Abboud and Biers cite a recent International Energy Agency study that found energy use in heavy industry could be reduced by 18% to 26% by applying available technologies, a savings is equivalent to one to one-and-a-half times Japan's annual energy consumption. Light industries like retailing could cut energy use by up to 50 percent.
Image courtesy of the Lawrence Berkeley National Laboratory.
- STMicroelectronics, Europe's biggest semiconductor maker, has saved a net $1 billion from 1994 through 2006 through improved energy efficiency at its factories. The projects cost about $300 million.
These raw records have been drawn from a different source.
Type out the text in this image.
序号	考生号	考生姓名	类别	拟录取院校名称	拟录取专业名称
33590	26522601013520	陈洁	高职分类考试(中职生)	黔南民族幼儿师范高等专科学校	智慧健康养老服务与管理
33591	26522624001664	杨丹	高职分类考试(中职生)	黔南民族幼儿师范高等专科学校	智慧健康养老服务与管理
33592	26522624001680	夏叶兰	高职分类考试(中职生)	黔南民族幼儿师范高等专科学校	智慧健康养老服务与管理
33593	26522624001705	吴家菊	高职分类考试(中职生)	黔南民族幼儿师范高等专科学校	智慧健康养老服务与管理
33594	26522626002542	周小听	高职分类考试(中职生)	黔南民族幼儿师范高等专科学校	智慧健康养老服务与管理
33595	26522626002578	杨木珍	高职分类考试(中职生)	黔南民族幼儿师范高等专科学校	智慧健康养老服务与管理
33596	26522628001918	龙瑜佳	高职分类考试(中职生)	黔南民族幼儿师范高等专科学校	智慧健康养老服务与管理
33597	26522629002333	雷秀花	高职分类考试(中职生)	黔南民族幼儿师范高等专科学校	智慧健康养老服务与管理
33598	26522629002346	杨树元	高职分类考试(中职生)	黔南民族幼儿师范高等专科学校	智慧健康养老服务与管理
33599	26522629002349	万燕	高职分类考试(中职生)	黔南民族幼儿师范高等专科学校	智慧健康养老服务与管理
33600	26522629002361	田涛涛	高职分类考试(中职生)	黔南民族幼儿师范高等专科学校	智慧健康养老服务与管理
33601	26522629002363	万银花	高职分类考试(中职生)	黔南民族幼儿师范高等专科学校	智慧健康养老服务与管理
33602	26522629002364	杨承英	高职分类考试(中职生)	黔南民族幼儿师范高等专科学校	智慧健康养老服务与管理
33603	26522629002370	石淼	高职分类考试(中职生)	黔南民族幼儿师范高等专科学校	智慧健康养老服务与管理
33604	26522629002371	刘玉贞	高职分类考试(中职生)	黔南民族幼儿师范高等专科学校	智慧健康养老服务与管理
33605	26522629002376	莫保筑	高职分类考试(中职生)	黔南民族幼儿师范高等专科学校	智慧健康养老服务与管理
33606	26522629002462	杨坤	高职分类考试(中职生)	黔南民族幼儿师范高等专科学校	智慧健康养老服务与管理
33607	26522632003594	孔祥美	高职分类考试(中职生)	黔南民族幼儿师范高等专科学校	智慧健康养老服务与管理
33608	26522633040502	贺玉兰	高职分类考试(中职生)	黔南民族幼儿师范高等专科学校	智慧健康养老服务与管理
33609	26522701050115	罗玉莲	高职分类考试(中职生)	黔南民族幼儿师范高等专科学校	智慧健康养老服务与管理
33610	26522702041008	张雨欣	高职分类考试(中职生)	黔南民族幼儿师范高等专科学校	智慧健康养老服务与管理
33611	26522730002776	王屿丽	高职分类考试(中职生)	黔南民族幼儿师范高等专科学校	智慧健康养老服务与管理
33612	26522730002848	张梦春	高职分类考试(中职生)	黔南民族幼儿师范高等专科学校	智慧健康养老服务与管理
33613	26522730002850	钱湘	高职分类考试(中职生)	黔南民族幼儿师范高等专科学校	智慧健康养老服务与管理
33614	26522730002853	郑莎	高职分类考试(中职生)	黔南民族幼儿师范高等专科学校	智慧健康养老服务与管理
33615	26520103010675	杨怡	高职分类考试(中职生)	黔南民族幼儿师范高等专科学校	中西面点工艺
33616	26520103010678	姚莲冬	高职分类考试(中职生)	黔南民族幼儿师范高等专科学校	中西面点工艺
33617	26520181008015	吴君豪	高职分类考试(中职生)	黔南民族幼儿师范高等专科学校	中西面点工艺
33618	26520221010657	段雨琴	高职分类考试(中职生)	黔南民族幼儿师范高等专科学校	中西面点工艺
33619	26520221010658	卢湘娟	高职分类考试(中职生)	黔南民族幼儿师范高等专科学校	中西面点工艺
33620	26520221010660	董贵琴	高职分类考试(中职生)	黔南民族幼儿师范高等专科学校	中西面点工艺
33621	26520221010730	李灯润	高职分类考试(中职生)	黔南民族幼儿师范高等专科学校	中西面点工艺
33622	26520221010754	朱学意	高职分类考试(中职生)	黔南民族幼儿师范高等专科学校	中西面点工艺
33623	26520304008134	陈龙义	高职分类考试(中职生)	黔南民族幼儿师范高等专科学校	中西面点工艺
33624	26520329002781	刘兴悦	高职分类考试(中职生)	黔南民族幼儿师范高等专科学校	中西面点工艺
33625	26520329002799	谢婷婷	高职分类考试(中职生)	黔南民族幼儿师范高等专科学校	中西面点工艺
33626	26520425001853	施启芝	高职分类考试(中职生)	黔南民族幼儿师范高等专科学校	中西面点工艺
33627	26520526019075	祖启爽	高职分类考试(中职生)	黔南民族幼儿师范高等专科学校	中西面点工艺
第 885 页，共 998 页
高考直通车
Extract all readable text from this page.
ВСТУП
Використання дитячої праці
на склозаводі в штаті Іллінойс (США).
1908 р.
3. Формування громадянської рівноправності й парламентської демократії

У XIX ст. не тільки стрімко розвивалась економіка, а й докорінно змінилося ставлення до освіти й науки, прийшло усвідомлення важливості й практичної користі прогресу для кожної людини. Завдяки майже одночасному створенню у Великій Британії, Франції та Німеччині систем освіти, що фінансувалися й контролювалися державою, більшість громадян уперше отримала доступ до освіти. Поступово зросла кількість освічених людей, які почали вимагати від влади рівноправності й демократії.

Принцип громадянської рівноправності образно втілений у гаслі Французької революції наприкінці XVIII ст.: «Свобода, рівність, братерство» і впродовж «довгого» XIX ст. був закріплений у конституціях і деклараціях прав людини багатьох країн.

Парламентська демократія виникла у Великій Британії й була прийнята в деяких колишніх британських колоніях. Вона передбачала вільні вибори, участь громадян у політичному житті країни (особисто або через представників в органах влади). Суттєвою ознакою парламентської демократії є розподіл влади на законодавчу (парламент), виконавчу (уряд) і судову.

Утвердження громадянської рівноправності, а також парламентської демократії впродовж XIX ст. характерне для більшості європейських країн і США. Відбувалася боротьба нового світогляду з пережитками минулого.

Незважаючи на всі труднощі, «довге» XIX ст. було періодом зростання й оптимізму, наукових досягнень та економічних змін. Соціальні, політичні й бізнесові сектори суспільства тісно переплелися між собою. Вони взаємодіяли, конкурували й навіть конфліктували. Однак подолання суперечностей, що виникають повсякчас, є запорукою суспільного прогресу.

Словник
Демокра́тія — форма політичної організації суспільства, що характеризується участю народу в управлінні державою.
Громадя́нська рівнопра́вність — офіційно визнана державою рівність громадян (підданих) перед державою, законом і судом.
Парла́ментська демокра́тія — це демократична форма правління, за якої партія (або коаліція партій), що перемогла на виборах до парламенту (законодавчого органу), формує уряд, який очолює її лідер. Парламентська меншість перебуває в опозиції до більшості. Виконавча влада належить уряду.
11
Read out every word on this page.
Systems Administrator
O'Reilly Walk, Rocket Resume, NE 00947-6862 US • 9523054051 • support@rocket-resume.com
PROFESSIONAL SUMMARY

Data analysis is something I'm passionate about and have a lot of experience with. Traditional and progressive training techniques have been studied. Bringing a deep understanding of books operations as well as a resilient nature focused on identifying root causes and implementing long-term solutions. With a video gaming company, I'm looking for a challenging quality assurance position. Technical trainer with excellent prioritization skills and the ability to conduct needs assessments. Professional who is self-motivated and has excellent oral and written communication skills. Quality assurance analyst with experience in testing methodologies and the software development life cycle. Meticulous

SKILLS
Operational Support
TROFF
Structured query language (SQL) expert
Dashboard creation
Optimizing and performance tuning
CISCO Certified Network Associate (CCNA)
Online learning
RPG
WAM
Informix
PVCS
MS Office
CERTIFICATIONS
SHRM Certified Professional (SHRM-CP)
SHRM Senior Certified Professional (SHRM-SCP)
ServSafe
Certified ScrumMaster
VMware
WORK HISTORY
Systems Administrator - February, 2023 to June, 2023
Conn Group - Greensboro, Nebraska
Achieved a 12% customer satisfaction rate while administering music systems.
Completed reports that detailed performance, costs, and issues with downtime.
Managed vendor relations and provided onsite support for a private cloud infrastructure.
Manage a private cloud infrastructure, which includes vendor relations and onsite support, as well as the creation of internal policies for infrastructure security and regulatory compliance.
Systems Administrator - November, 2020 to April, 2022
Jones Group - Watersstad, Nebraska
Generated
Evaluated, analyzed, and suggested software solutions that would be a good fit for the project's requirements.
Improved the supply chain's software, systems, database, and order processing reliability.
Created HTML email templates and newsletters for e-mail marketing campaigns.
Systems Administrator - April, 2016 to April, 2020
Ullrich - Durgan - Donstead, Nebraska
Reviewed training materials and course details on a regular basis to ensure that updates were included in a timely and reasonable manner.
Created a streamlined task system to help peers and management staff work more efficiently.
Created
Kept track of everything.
- Wal-Mart will meet a target to reduce energy use by 20% in existing stores by 2012
- Heineken will use 15% less energy in 2010 than it did in 2002
"Companies are leaving a lot of opportunities on the table," Mark Brownstein, the managing director of business projects for the climate and air program at Environmental Defense, told Christine Buurma in a second article.
"Businesses are kind of like the rest of the country in that they have traditionally underestimated what energy costs are," added David Hamilton, global warming and energy director for the Sierra Club.